Le plus important au cinéma, ce n'est pas de se contenter de divertir ou d'explorer la petite bourgeoise de l'appartement d'à coté, mais bien de faire une proposition. Rien que par cette démarche atypique et sa mise en image magistrale, le Vinyan de Fabrice du Welz est une œuvre indispensable.
Si le cinéma de genre francophone semble renaître peu à peu de ses cendres (doucement, tout doucement), il reste tout de même quelques barrières à abattre contre lesquelles de rares réalisateurs courageux se sont largement fracassés le nez. A l'instar de Fabrice du Welz sur Vinyan, véritable four lors de sa sortie en salles il y a quelques mois, uniquement parce que le cinéaste n'a pas hésité à brouiller les frontières. Après le trivial mais effroyable Calvaire, du Welz transforme donc son remake avorté des Révoltés de l'an 2000 en quête tragique autour d'un couple explorant la jungle birmane pour retrouver leur fils disparu dans le tsunami de 2004. Encore une histoire de deuil (comme Calvaire donc) où l'effet « mandale dans la troche » laisse place à une caméra plus caressante, plus langoureuse, et finalement bien plus violente. Pas d'humour ici pour respirer, juste la douleur de deux personnages dont l'amour se dissoud devant les yeux du spectateur, entre la résignation, la culpabilité, puis la haine et le rejet. Véritablement hanté par la figure de l'absence, justement, du corps de l'enfant (à l'image de Ne vous retournez pas), Vinyan est un métrage purement sensoriel où le physique de Béart, aussi sensuelle que maternelle, contamine irrémédiablement le film (figure du ventre, profusion du liquide, etc.) et où celui, plus nerveux, du père, devient pathétique et inutile.

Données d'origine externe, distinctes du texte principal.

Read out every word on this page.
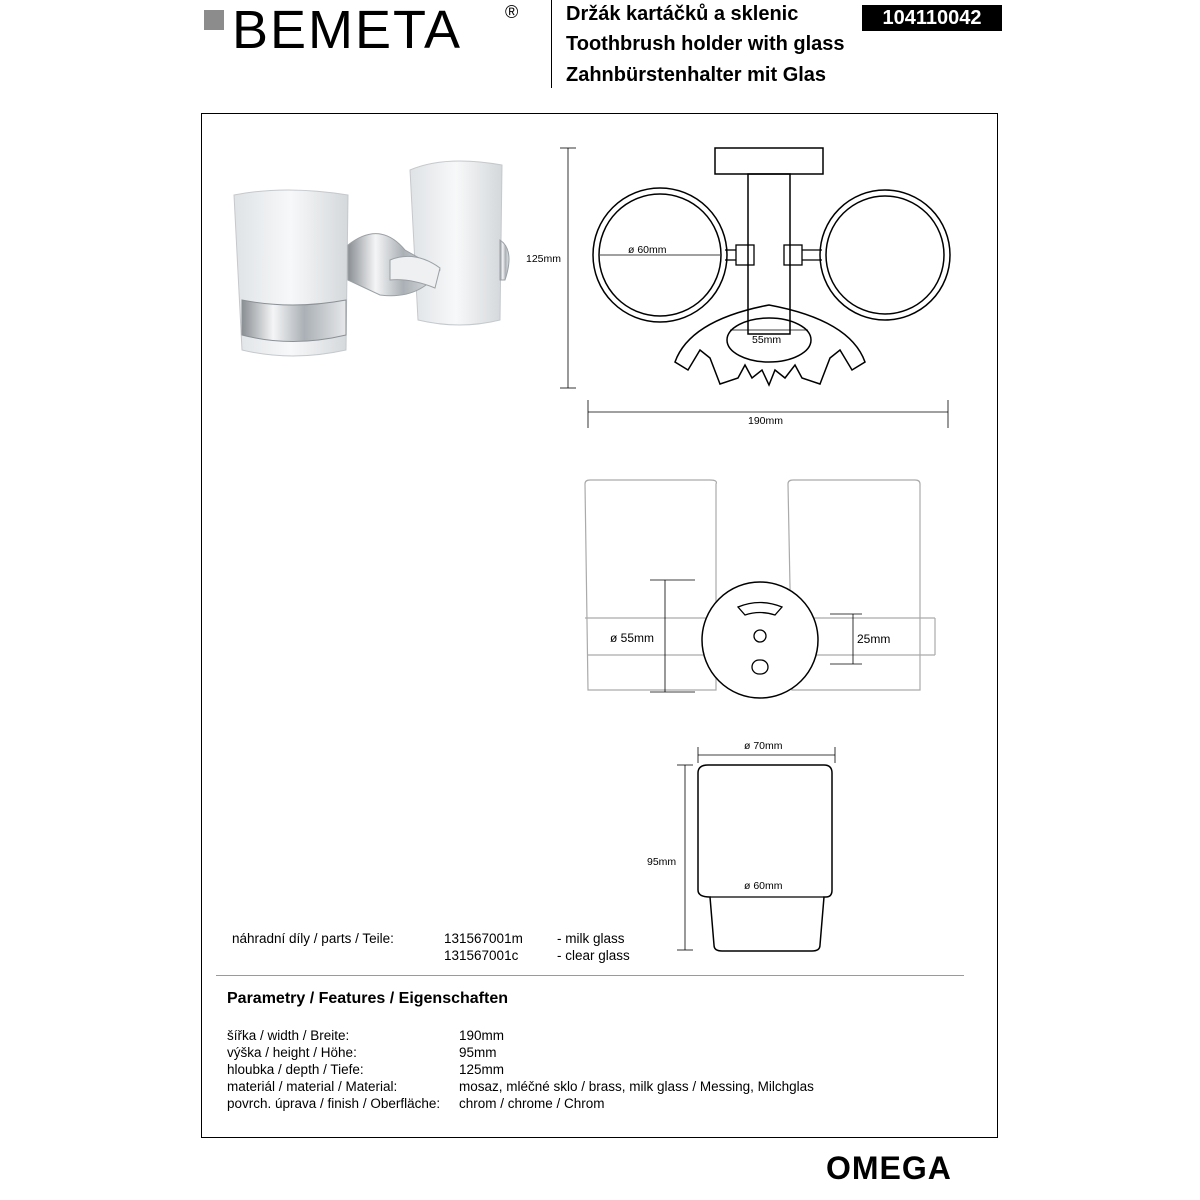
BEMETA ® Držák kartáčků a sklenic
Toothbrush holder with glass
Zahnbürstenhalter mit Glas
104110042
125mm
ø 60mm
55mm
190mm
ø 55mm	25mm
ø 70mm
ø 60mm
95mm
náhradní díly / parts / Teile:	131567001m	- milk glass
131567001c	- clear glass
Parametry / Features / Eigenschaften
šířka / width / Breite:	190mm
výška / height / Höhe:	95mm
hloubka / depth / Tiefe:	125mm
materiál / material / Material:	mosaz, mléčné sklo / brass, milk glass / Messing, Milchglas
povrch. úprava / finish / Oberfläche: chrom / chrome / Chrom
OMEGA
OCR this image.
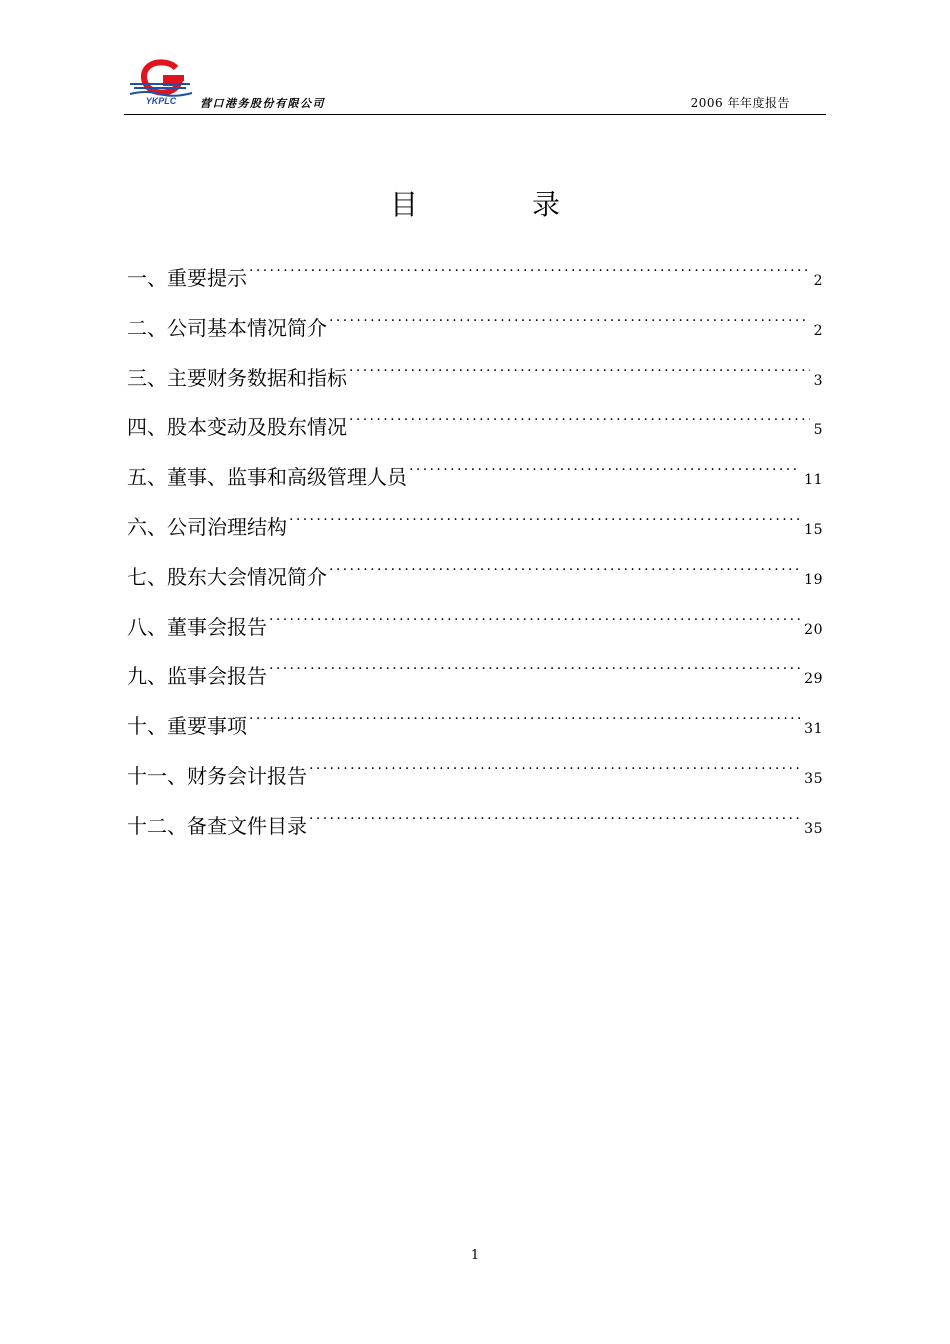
YKPLC 营口港务股份有限公司	2006 年年度报告
目	录
一、重要提示 .....	2
二、公司基本情况简介 .....	2
三、主要财务数据和指标 .....	3
四、股本变动及股东情况 .....	5
五、董事、监事和高级管理人员 .....	11
六、公司治理结构 .....	15
七、股东大会情况简介 .....	19
八、董事会报告 .....	20
九、监事会报告 .....	29
十、重要事项 .....	31
十一、财务会计报告 .....	35
十二、备查文件目录 .....	35
1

En découle un drame tétanisant et habité qui permet au trop rare Rufus Sewell (Dark City) et à une inattendue Emmanuelle Béart de trouver leurs meilleures partitions, ou en tout cas une des plus intimes. Surtout que du Welz ne fait vraiment pas de cadeaux à ses personnages en les conduisant directement à l'abattoir. Un voyage au bout de l'Enfer sans retour possible où le fantastique et l'horreur phagocytent tranquillement le réalisme du dispositif initial, pour laisser place à un survival monstrueux digne des derniers sursauts de Cannibal Holocaust. Une métamorphose lente et insidieuse amenée par une mise en scène d'une rare subtilité, une bande sonore carrément flippante signée François-Eudes Chanfrault (Haute Tension, A l'intérieur) et un travail sur la photographie où l'on retrouve une nouvelle fois l'immense talent de Benoît Debie (Innocence, Irréversible, Enfermés dehors). Une épreuve filmique en somme, qui aurait dû prouver que l'on pouvait encore tenter un cinéma autre, éreintant. Espérons que l'accueil injustement glacial ne refroidisse pas les ambitions de Fabrice du Welz et de ses futurs producteurs.